Evidemment, c’est la mélodie accrocheuse du délicieux Certainty qui marque réellement le démarrage du set, et nous rappelle que Temples est quand même un fantastique groupe de pop music : Certainty est le genre de chanson parfaite après laquelle Tame Impala court en vain depuis ses débuts, et on se demande bien pourquoi Temples n’a pas le même succès planétaire que Kevin Parker. Cicada, le meilleur des quatre titres extraits du prochain album, déboule ensuite sur une rythmique puissante et s’élève en magnifiques arabesques orientalisantes. Ce sera sans doute – et un peu trop tôt – le sommet du set. Le refrain est, dès la première écoute, imparable : « I hear them every night / They echo into sight / They sound the symphony / A song so deafening / They circle far and wide / And in your mind define / Beneath the hollow sun / Cicada has begun » (Je les entends toutes les nuits / Leur chant résonne autour / On dirait une symphonie / Une chanson si assourdissante / Elles tournent au loin / Et dans ton esprit définissent / Sous le soleil creux / Les cigales ont commencé à chanter). L’un des meilleurs titres de Temples à date…
Hot Motion nous ramène sur un terrain plus connu, énergique mais finalement plus convenu aussi. Oval Stones est la première vraie découverte de ce soir, mais ne nous frappera pas particulièrement à première écoute.

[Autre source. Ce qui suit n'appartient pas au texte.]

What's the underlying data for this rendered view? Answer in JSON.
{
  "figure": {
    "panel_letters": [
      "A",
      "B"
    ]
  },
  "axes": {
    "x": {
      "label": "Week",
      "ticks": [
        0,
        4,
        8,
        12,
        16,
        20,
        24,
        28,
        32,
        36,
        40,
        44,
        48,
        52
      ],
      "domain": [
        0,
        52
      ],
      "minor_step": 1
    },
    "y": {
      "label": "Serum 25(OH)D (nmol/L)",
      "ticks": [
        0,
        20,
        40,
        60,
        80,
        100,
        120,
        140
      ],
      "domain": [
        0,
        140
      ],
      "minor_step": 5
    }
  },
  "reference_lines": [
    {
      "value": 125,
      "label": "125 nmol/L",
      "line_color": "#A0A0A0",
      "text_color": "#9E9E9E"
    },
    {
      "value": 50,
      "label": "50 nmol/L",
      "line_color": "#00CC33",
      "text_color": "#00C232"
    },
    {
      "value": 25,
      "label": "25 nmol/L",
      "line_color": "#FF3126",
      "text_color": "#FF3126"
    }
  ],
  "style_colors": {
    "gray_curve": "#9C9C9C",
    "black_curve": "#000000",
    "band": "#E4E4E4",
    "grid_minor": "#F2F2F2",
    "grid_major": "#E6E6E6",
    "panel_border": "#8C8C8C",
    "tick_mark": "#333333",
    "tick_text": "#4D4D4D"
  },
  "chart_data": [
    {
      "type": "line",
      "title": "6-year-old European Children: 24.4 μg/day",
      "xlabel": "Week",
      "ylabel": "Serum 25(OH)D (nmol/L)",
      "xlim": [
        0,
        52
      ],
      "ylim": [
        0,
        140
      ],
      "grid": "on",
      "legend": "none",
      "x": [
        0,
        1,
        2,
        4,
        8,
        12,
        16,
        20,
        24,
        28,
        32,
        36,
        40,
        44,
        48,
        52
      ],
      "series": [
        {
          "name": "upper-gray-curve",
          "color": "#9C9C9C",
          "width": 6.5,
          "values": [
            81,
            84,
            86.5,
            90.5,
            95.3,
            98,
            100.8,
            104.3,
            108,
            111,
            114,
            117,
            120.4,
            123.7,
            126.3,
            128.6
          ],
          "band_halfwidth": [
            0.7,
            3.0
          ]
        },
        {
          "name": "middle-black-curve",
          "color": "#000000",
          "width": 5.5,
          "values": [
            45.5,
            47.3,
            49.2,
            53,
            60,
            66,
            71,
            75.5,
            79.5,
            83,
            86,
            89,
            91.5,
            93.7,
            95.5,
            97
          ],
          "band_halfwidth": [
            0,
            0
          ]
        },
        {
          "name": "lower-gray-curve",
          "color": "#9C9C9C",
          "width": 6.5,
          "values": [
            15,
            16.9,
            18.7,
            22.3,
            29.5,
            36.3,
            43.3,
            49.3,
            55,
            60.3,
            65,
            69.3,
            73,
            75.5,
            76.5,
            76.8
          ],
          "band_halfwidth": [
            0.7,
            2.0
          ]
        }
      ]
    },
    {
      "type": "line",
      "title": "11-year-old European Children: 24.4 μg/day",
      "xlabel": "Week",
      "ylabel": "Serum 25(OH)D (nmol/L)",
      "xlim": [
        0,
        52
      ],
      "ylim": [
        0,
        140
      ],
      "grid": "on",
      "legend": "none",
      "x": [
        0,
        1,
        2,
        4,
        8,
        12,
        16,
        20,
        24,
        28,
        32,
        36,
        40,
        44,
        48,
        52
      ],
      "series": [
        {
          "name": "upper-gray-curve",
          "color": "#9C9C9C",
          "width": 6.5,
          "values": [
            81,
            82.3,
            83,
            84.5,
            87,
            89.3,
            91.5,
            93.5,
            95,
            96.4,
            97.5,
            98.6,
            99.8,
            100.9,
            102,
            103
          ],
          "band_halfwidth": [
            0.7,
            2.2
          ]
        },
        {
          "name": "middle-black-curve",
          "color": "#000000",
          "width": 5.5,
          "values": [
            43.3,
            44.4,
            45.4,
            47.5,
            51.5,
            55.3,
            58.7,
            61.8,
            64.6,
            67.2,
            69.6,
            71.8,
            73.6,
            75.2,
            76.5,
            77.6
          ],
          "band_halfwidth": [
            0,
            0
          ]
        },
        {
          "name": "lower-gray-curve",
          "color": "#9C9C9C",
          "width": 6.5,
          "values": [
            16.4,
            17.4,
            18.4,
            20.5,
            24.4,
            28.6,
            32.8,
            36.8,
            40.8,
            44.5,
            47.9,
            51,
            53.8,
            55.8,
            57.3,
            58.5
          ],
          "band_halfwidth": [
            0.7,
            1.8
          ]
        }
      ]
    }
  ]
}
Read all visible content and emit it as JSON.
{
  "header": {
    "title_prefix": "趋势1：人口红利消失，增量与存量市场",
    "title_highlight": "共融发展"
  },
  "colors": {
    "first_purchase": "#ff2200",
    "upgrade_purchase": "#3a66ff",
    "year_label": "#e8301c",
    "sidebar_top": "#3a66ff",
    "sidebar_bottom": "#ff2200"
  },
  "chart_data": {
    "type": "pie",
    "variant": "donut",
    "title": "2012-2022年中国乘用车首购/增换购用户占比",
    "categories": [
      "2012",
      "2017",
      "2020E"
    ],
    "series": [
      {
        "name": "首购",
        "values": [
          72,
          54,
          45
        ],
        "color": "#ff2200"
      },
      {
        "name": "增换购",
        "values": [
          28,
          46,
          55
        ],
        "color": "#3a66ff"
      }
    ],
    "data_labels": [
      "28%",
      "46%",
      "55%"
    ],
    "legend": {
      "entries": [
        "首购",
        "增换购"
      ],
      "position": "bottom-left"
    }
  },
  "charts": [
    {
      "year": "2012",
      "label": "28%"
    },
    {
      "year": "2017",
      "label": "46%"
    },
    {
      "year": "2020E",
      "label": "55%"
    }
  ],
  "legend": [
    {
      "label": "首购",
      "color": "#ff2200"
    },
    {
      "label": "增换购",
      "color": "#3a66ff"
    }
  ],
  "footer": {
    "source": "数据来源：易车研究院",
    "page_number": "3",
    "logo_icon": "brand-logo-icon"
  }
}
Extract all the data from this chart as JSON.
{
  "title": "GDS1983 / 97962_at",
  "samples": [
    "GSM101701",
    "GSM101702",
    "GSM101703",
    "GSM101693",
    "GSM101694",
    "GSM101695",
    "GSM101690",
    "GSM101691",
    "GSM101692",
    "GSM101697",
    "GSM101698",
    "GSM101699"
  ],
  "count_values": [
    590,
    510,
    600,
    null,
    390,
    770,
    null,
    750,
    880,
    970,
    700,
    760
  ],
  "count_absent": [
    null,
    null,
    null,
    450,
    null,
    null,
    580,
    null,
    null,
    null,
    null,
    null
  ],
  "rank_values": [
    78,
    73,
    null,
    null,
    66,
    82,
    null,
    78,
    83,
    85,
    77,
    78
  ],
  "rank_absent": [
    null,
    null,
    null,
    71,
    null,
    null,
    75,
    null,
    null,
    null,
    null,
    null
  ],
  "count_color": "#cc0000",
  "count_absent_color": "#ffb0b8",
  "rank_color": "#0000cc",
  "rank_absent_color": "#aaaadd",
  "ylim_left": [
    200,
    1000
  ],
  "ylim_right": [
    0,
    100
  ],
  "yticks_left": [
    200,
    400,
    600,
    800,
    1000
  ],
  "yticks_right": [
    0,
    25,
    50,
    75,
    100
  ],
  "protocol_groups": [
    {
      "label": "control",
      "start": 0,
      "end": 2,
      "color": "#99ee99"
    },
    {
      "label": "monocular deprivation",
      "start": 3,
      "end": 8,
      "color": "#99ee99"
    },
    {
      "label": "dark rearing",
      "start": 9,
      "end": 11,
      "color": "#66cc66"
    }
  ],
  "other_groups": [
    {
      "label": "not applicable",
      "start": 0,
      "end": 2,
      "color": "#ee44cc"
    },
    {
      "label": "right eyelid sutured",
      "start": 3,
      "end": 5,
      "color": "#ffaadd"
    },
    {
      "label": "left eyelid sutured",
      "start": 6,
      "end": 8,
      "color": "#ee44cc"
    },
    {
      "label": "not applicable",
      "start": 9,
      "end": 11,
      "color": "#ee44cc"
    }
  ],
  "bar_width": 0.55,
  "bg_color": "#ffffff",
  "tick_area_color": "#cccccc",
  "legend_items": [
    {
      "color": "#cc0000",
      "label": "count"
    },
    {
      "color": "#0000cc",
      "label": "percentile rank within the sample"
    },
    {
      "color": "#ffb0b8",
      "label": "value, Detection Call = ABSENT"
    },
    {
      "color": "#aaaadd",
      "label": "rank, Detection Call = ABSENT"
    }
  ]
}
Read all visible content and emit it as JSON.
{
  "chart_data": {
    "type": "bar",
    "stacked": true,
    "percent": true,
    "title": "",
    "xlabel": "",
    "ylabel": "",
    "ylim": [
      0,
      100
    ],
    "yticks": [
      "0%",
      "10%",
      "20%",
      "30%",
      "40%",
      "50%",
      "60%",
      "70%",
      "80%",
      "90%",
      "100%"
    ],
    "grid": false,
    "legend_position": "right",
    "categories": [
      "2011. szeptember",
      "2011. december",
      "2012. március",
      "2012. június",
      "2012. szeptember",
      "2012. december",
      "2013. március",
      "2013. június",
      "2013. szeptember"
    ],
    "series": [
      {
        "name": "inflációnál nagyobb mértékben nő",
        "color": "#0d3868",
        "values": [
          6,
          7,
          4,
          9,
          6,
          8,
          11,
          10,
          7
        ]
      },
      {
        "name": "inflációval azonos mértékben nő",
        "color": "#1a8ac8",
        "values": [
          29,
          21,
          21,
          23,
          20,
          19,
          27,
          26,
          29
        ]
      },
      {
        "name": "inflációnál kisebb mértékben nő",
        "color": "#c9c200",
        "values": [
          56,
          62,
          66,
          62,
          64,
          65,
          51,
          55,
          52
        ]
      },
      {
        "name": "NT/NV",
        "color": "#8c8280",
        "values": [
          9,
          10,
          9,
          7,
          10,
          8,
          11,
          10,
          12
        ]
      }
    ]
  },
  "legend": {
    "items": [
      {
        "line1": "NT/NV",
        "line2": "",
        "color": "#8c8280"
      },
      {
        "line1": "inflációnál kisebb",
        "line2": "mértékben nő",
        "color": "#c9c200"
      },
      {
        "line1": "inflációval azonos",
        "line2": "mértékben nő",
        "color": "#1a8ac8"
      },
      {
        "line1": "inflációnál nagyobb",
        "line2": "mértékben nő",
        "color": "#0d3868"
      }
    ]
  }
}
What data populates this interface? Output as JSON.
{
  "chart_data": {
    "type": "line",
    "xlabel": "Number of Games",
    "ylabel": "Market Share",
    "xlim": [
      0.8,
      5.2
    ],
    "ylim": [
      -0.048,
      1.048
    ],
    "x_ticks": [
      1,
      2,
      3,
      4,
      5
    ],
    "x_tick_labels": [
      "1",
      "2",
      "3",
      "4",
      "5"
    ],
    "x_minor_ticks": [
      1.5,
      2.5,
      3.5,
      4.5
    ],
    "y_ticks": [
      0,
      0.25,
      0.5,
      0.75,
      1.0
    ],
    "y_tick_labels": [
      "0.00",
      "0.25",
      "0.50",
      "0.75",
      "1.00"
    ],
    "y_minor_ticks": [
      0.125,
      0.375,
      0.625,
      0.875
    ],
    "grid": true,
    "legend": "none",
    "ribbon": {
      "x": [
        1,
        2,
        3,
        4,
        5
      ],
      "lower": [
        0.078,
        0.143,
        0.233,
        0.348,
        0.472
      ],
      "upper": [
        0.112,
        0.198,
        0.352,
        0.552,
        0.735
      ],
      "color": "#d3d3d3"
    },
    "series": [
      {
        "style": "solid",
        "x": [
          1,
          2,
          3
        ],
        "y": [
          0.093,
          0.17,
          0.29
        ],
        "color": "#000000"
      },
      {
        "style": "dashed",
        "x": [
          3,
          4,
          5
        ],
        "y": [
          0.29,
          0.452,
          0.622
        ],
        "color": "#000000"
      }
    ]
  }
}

Paraphernalia, très orientalisant lui aussi, est un single qui était passé largement inaperçu au milieu de la pandémie, en 2020, et sonne finalement comme une chanson de transition entre l’album précédent et l’univers d’Exotico. Afterlife est une chanson à la fois mélodique, mélancolique et lyrique, du genre qui aurait pu affoler les charts il y a trois décennies de ça. Shelter Song, la chanson la plus connue du groupe, clôt le set, sous les applaudissements des quelques fans présents dans la salle. Il n’y aura pas de rappel.
40 minutes, et c’est bouclé ! La frustration est forte, ce set n’a été qu’un avant-goût du véritable concert de lancement de l’album, pas encore annoncé à cette date. Le public est resté très calme, peu engagé dans un set pourtant convaincant, et le groupe lui-même n’a pas essayé « d’allumer le feu », sans doute lucide vis-à-vis du public de la soirée. Il demeure que, en huit chansons, Temples ont confirmé qu’on n’avait aucun souci à se faire pour leur avenir musical, et qu’on pouvait attendre Exotico avec confiance.